C ++数组大小x86和x64

Question

Simple question, I'm writting a program that needs to open huge image files (8kx8k) but I'm a little bit confused on how to initialize the huge arrays to hold the images in c++.

I been trying something like this:

long long SIZE = 8092*8092;     ///8096*8096
double* array;
array = (double*) malloc(sizeof(double) * SIZE);
if (array == NULL)
{
    fprintf(stderr,"Could not allocate that much memory");
}

But sometimes my NULL check does not catch that the array was not initialized, any idea why?

Also I can't initialize more that 2 or 3 arrays, even when running in a x64 machine with 12 GB of RAM, any idea why?

I would really wish not to have to work with sections of array instead. Any help is welcome.

Thanks.

Answer 1

You're not running into an array size problem. 8K*8K is merely 64M. Even 64M doubles (sizeof==8) are not an issue; that would require a mere 512 MB. Now, a 32 bit application (no matter where it's running) should be able to allocate a few of them. Not 8, because the OS typically needs to reserve some space for itself (often slightly over 2GB) and sometimes not even 3 when memory is fragmented.

The behavior of "malloc failed but didn't return NULL" is a Linux configuration bug, fixed by # echo 2 > /proc/sys/vm/overcommit_memory

Answer 2

malloc() does not initialize memory, it just reserves it. You will have to initialize it explicitly, eg via memset() from string.h:

array = (double*) malloc(SIZE * sizeof(double));
if (array) memset(array, 0, SIZE * sizeof(double));

However, in C++ you should use new instead of malloc :

double* array = new double[SIZE];
if (!array) {
    cerr << "Could not allocate that much memory" << endl;
}
for (int i=0; i<SIZE; i++) array[i] = 0.0;

Regarding size: each such array is 512 MB. Are you positively sure you need double precision (which means the image has 64-bit pixel depth)?
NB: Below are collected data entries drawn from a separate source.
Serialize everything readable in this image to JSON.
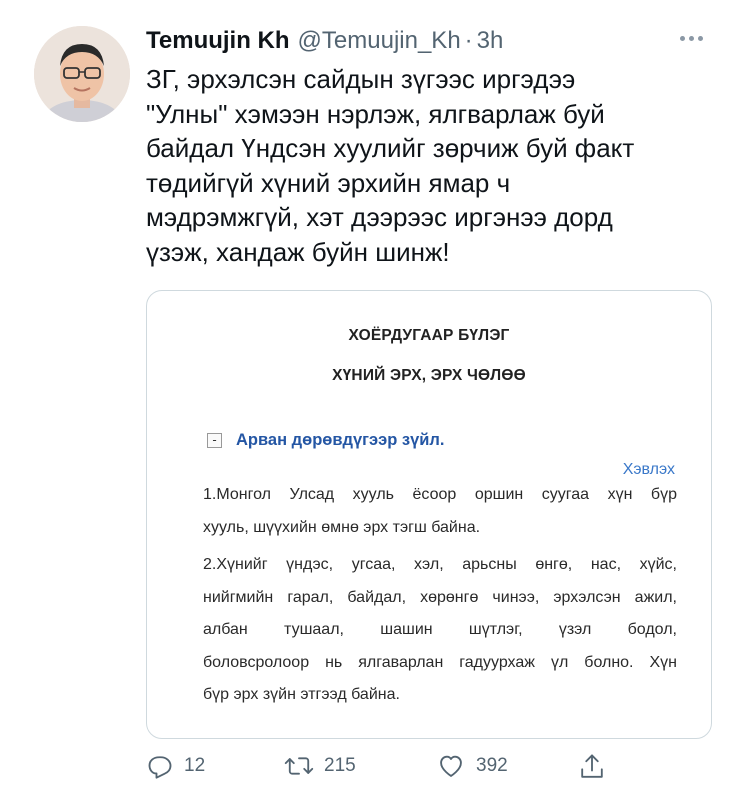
{
  "author": {
    "name": "Temuujin Kh",
    "handle": "@Temuujin_Kh",
    "separator": "·",
    "time": "3h"
  },
  "tweet": {
    "lines": [
      "ЗГ, эрхэлсэн сайдын зүгээс иргэдээ",
      "\"Улны\" хэмээн нэрлэж, ялгварлаж буй",
      "байдал Үндсэн хуулийг зөрчиж буй факт",
      "төдийгүй хүний эрхийн ямар ч",
      "мэдрэмжгүй, хэт дээрээс иргэнээ дорд",
      "үзэж, хандаж буйн шинж!"
    ]
  },
  "card": {
    "chapter": "ХОЁРДУГААР БҮЛЭГ",
    "chapter_title": "ХҮНИЙ ЭРХ, ЭРХ ЧӨЛӨӨ",
    "toggle": "-",
    "article_title": "Арван дөрөвдүгээр зүйл.",
    "print_link": "Хэвлэх",
    "para1": [
      "1.Монгол Улсад хууль ёсоор оршин суугаа хүн бүр",
      "хууль, шүүхийн өмнө эрх тэгш байна."
    ],
    "para2": [
      "2.Хүнийг үндэс, угсаа, хэл, арьсны өнгө, нас, хүйс,",
      "нийгмийн гарал, байдал, хөрөнгө чинээ, эрхэлсэн ажил,",
      "албан тушаал, шашин шүтлэг, үзэл бодол,",
      "боловсролоор нь ялгаварлан гадуурхаж үл болно. Хүн",
      "бүр эрх зүйн этгээд байна."
    ]
  },
  "actions": {
    "replies": "12",
    "retweets": "215",
    "likes": "392"
  },
  "icons": {
    "more": "more-icon",
    "reply": "reply-icon",
    "retweet": "retweet-icon",
    "like": "like-icon",
    "share": "share-icon"
  },
  "colors": {
    "text": "#0f1419",
    "muted": "#536471",
    "article_link": "#2456a4"
  }
}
Maybe a float would suffice? That would halve the memory footprint.

Answer 3

You might be running into a 2GB per-process address space limit if you are running a 32bit operating system. With a few hundred MBs of system libs and other stuff, and 2 or 3 arrays of 512MB each, that will give 2GB easily. A 64bit OS would help you there.

Answer 4

Are you compiling your application as a 32-bit application (the default in Visual Studio, if that's what you're using), or as a 64-bit application? You shouldn't have troubles if you build it as a 64-bit app.

malloc allocates (reserves memory and returns a pointer), calloc initializes (writes all zeros to that memory).

Answer 5

Seems to be that you have no continuous memory block of such size (~500Mb) in C runtime heap. Instead of copying file into memory try to map image into a processes address space. You could map only necessary parts of the file.

Answer 6

Just as a side note: although you don't want to bother about the whole image not being in memory at once, there are reasons not to do it. Maybe think about an abstraction that allows you to keep only the currently needed chunk in memory. The program code then can be written as though ignorant of the memory issues.

Answer 7

I would really wish not to have to work with sections of array instead. Any help is welcome.

Have you looked into memory-mapped files?

Answer 8

Yep, sounds a lot like heap fragmentation, as Kirill pointed out . See also: How to avoid heap fragmentation?

Answer 9

i suggest using compression. decompress part of it which you need to process in your code whenever, and compress it after the part done.

2nd proposal: write code to overload memory pointer "operator+" and "operator-" so you could use non-continuous memory buffers. use smaller memory buffers make your code more stable than a continuous larger one. i had experienced it and had written some operator-overloading, see http://code.google.com/p/effoaddon/source/browse/trunk/devel/effo/codebase/addons/mem/include/mcur_i.h for the example. when i test 47G malloc()ed system memory on a x86_64, i allocated just 1G per malloc() call, so i allocated 47 memory blocks in total. EDIT: while if i tried to allocate as much as possible by using just one malloc(), i would only get 30G on a 48G system, say less than 70%, that's because larger buffer per malloc() requested, much more managemental memory consumed by the system/libc itself, you know, I called mlock() to prevent the allocated memory from being swapped out to the disk.

3rd one: try posix file mapping, map to memory per image.

Btw: call malloc() is more stable than new() though writing c++, because when memory got stressed, new() is prone to trow exceptions instead of returning NULL.